The ESP32-S3-BOX-3, at around $50, adds a dual microphone array with hardware AEC, which solves the interruption problem cleanly. It also supports microWakeWord on-device and includes a 2.4-inch touchscreen for visual feedback. For a device that lives in a kitchen permanently, the price difference reflects a real capability improvement.
What Makes a Setup Reliable
The community post that surfaced on Hacker News is a useful guide to the distance between a setup that technically works and one that works reliably. The changes that close that gap are mostly about reducing variance: picking a Whisper model sized for your hardware so STT does not time out under load, placing the satellite within one to two meters of the speaker for consistent microphone input, tuning OpenWakeWord’s threshold to reduce false triggers without missing real ones.
A tuned pipeline runs as three Wyoming servers plus the ESPHome satellite. Wake word detection takes 50 to 80 milliseconds. STT takes 400 milliseconds to 1.5 seconds depending on hardware. TTS takes 150 to 250 milliseconds. The satellite adds roughly 100 milliseconds of network round-trip. End-to-end latency of 1 to 2.5 seconds is achievable on modest hardware, which is not instant but is good enough to stop reaching for a phone.

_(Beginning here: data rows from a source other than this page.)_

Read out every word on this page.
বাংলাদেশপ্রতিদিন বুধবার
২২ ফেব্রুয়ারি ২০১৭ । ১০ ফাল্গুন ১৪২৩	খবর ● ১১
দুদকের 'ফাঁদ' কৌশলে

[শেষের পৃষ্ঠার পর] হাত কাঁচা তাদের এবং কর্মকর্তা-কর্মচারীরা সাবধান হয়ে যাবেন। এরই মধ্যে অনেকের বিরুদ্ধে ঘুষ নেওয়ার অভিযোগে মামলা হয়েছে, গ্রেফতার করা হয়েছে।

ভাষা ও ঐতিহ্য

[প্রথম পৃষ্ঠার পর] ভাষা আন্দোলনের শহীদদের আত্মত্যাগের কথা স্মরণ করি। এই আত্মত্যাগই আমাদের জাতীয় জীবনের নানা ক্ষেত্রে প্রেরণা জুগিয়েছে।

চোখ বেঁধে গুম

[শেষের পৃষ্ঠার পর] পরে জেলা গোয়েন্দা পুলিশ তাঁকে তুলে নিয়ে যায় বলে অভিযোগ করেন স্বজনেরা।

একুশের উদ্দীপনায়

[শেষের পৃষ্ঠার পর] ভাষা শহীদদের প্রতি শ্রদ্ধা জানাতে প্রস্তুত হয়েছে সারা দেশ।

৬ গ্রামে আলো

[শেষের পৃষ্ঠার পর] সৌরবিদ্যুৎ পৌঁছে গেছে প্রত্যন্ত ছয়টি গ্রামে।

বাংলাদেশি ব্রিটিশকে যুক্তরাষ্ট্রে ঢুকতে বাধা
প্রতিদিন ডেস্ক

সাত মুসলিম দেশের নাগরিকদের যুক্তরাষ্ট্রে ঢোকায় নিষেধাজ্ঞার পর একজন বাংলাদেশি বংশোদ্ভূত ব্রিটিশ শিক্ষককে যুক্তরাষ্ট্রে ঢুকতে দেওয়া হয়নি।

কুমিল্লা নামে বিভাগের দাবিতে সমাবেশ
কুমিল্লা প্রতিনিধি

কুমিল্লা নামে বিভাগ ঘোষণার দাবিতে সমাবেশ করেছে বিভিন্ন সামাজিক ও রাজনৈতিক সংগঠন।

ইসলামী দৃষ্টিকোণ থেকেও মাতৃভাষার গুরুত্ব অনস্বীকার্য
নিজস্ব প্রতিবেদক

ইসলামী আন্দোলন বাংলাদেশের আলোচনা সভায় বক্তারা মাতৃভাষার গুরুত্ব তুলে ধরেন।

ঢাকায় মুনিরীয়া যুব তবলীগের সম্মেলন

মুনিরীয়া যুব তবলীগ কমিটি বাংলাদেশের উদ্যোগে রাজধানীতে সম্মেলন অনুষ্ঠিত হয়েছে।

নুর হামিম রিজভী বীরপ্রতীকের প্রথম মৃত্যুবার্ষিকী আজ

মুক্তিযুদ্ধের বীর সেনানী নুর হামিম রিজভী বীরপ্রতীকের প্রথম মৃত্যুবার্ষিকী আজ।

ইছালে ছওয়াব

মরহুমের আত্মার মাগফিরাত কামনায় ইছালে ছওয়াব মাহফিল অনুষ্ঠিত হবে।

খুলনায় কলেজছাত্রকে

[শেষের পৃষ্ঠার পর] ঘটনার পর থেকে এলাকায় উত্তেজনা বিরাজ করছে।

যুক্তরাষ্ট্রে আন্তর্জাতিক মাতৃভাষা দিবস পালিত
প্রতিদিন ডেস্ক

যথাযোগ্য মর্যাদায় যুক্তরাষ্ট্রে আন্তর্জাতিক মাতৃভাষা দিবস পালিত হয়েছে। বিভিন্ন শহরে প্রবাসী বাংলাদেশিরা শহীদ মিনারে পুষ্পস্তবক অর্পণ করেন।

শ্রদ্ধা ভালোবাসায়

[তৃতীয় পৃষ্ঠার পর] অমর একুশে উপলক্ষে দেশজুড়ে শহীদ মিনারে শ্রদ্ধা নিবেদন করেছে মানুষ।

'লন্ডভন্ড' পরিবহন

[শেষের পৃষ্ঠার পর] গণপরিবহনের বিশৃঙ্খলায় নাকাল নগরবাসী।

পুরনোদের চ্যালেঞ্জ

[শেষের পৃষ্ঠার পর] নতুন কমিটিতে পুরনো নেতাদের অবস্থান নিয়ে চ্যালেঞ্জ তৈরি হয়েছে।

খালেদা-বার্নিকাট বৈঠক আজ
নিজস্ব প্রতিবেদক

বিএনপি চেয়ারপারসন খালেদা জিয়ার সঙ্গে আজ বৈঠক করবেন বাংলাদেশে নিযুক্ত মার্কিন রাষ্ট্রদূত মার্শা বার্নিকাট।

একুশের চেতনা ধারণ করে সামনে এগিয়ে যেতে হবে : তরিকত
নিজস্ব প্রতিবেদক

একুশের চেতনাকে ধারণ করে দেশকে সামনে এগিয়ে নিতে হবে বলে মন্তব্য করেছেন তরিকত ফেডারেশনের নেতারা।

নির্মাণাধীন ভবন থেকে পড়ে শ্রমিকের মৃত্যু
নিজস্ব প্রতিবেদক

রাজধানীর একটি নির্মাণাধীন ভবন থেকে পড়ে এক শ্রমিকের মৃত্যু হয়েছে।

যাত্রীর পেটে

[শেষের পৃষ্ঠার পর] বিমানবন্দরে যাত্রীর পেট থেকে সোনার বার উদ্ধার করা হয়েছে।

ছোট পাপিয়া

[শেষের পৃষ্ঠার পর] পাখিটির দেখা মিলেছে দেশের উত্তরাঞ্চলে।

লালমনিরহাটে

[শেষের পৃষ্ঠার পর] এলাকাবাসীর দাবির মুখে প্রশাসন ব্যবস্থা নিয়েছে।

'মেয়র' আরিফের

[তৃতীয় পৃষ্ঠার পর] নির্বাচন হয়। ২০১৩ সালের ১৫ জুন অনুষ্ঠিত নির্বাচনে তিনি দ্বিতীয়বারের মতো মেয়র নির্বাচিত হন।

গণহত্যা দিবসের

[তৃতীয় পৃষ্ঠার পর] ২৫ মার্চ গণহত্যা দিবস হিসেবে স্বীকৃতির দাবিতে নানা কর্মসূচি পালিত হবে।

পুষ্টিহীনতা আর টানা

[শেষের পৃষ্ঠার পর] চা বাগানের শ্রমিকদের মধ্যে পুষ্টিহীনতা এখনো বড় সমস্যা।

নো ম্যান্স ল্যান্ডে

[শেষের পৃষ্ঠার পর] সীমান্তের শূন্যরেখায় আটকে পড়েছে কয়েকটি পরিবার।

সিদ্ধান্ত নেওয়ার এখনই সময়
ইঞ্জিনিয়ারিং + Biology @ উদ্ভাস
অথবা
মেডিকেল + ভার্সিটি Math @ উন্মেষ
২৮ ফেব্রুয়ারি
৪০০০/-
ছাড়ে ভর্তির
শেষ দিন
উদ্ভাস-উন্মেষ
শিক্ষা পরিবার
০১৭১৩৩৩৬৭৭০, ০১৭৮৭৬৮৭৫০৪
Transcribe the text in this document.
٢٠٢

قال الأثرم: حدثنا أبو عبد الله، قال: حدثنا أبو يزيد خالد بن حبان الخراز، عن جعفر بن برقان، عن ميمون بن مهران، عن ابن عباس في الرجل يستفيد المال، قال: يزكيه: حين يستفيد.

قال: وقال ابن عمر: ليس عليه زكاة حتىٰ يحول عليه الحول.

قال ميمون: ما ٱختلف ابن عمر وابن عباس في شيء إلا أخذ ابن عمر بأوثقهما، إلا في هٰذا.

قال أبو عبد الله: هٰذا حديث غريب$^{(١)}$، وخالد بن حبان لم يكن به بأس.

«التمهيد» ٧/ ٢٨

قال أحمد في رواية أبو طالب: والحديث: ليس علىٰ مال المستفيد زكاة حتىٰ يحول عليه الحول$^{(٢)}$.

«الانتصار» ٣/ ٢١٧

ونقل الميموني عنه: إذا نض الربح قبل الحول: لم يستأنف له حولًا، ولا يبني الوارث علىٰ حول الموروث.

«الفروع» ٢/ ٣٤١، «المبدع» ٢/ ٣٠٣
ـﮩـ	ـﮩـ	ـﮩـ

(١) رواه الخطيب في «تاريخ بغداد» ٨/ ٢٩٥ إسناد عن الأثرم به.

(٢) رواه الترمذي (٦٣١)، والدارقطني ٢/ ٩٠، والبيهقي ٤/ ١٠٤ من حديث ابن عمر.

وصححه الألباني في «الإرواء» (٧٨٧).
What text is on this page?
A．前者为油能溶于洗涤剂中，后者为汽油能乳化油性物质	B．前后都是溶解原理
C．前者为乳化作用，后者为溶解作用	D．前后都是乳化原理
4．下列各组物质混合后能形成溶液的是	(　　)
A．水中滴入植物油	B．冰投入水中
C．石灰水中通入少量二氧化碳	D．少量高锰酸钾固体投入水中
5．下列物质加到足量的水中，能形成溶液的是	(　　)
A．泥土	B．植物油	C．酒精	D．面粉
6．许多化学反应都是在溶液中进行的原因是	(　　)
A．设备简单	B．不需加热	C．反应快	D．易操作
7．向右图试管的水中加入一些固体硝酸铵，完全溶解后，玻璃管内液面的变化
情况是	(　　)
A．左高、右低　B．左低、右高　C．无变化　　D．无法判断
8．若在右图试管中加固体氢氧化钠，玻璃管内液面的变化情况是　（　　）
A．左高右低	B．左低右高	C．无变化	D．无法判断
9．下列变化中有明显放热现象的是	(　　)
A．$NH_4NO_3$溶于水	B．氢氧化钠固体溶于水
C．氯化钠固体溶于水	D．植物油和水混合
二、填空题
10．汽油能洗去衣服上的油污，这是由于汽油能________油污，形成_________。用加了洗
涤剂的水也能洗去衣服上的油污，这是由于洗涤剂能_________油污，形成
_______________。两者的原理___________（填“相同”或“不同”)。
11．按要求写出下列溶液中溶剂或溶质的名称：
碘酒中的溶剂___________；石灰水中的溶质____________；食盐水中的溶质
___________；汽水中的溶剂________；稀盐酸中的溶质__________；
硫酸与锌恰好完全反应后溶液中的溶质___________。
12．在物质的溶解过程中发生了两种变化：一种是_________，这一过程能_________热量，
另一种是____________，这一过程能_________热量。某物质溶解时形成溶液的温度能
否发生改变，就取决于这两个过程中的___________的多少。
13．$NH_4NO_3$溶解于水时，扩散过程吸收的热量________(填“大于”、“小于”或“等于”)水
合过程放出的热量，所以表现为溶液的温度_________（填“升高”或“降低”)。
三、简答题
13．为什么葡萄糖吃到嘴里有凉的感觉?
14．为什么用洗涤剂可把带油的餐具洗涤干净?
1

The architecture that enabled this, modular components connected by a clean protocol, is more durable than any single model improvement. When a better STT model ships, you swap out one container. When Piper adds a new voice, the rest of the stack does not change. That composability is what the Wyoming protocol was designed to provide, and it is why the Home Assistant voice ecosystem converged on it rather than continuing to build monolithic solutions.